Bioinspired synthesis of multi-walled carbon nanotubes based enoxacin-imprinted nanocomposite membranes with excellent antifouling and selective separation properties

Abstract

Abstract Inspired from the bioadhesive surface modified technology of polydopamine (pDA) and the radical polymerization method of amphiphilic grafted copolymer (ACMO@PVDF), the bioinspired porous enoxacin-imprinted nanocomposite membranes (EINCMs) were synthesized by developing the multi-walled carbon nanotubes (MCNTs)-based nanocomposite structure. The EINCMs were prepared through immersion phase inversion method and sol–gel blot imprinted method for selective purification and separation of enoxacin. Testing results indicated that the surface physicochemical properties such as higher micropores, significantly improved hydrophilicity and enhanced antifouling ability, could be successfully obtained.
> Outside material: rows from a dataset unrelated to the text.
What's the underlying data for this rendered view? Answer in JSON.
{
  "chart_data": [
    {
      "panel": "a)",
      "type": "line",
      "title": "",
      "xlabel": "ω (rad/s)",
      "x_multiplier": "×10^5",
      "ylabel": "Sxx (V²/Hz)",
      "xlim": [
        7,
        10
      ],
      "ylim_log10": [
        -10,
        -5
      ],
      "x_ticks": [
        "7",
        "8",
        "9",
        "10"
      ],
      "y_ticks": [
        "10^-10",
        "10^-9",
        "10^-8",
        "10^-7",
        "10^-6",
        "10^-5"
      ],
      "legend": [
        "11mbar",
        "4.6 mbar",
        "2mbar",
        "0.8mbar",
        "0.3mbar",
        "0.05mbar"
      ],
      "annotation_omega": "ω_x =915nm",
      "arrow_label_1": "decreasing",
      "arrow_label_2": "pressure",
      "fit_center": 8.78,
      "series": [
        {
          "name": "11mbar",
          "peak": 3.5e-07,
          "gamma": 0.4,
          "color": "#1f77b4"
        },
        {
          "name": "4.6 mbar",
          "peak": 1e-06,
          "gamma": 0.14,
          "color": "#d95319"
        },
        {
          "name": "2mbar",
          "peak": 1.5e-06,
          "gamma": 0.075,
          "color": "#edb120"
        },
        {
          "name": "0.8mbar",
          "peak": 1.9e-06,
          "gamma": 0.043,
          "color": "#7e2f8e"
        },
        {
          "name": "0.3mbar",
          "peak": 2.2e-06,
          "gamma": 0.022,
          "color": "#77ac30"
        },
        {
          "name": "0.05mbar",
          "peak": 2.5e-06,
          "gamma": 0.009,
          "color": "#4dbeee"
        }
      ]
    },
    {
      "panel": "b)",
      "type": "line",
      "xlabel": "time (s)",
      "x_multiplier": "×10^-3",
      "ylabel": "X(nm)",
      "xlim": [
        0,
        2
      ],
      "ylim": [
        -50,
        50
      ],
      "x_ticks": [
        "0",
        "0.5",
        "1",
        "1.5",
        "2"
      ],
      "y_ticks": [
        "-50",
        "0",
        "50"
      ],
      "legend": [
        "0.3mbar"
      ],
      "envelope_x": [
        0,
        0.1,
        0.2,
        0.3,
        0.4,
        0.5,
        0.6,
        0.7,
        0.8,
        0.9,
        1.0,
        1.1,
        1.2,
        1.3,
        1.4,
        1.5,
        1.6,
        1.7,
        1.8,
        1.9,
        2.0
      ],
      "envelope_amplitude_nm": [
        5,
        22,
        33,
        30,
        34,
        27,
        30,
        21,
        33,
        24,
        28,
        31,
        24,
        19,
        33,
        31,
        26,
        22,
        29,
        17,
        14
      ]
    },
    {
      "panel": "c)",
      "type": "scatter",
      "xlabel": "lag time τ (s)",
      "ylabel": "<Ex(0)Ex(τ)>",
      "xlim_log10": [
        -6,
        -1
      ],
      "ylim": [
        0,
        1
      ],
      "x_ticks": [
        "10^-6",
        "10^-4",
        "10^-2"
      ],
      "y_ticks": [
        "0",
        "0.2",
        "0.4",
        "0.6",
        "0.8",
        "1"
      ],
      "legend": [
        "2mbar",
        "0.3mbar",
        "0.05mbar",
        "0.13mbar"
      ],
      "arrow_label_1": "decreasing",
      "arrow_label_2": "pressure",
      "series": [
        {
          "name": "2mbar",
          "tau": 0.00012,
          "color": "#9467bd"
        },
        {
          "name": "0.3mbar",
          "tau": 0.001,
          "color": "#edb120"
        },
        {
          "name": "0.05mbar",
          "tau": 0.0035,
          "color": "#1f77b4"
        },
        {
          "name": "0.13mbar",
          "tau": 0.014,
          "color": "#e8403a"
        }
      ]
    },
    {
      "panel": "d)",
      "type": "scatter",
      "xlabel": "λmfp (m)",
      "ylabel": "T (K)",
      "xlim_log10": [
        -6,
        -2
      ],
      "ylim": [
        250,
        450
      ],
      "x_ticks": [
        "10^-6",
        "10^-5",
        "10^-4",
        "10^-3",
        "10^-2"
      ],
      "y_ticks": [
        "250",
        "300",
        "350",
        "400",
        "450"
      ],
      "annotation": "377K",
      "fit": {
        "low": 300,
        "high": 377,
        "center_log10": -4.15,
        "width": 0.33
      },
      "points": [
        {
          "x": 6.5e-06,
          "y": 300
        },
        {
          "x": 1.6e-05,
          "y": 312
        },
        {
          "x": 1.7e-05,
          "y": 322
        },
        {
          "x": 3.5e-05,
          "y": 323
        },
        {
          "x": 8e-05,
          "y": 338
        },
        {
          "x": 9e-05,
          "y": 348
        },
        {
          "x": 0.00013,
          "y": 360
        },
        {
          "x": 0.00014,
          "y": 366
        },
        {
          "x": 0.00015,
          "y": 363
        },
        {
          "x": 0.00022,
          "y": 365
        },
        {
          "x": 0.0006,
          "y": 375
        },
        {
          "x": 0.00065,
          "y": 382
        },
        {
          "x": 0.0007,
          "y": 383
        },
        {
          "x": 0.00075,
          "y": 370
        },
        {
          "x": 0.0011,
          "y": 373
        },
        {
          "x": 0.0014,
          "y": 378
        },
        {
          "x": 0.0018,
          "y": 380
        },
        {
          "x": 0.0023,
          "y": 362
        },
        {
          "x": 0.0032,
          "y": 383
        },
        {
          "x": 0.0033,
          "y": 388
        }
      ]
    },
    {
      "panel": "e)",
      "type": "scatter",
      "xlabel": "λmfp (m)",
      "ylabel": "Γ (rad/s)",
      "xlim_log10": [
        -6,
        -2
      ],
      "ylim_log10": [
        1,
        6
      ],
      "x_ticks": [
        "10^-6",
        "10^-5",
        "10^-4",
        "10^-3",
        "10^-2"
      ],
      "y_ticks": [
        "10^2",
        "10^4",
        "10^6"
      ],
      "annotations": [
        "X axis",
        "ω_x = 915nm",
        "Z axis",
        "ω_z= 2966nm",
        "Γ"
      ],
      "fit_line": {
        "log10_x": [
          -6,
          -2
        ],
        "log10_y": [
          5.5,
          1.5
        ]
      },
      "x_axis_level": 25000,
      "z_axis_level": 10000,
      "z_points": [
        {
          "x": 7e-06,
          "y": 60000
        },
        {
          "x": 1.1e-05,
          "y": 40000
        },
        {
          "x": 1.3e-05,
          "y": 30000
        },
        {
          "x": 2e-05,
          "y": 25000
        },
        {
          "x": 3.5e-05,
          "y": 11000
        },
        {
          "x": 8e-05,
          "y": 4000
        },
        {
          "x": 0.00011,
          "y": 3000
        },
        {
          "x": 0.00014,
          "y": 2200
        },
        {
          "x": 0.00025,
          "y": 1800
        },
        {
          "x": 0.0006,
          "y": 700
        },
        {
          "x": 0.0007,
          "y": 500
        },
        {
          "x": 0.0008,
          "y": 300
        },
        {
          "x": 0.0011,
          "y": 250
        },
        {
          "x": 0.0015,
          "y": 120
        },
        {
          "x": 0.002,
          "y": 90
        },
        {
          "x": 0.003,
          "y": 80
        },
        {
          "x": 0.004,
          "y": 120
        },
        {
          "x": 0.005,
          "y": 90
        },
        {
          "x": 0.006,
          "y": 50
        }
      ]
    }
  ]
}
Results showed that the specific adsorption capacity was markedly enhanced from 3.72 mg g−1, which was for the non-imprinted nanocomposite membrane (NINCMs), to 31.56 mg g−1 for the imprinted one. In addition, the imprinting factor β was proved as high as 4.44 and the perm-selectivity of membrane was also measured in the form of separation factor γ, which was calculated as 6.03. Furthermore, the rebinding capacities reached about over 90. 36% of the initial adsorption capacity after 5 cycles of adsorption/desorption. The rebinding capacity just only declined to 82.89% after another 5 cycles rebinding circulations. The highly stable stability and homogeneous growth of enoxacin-imprinted layers on pDA@MCNTs surfaces might probably be the reason for desirable performance and stability. The as-obtained results could be concluded that this synthesis method would provide wastewater treatments containing enoxacin with a highly stable and selective separation performance.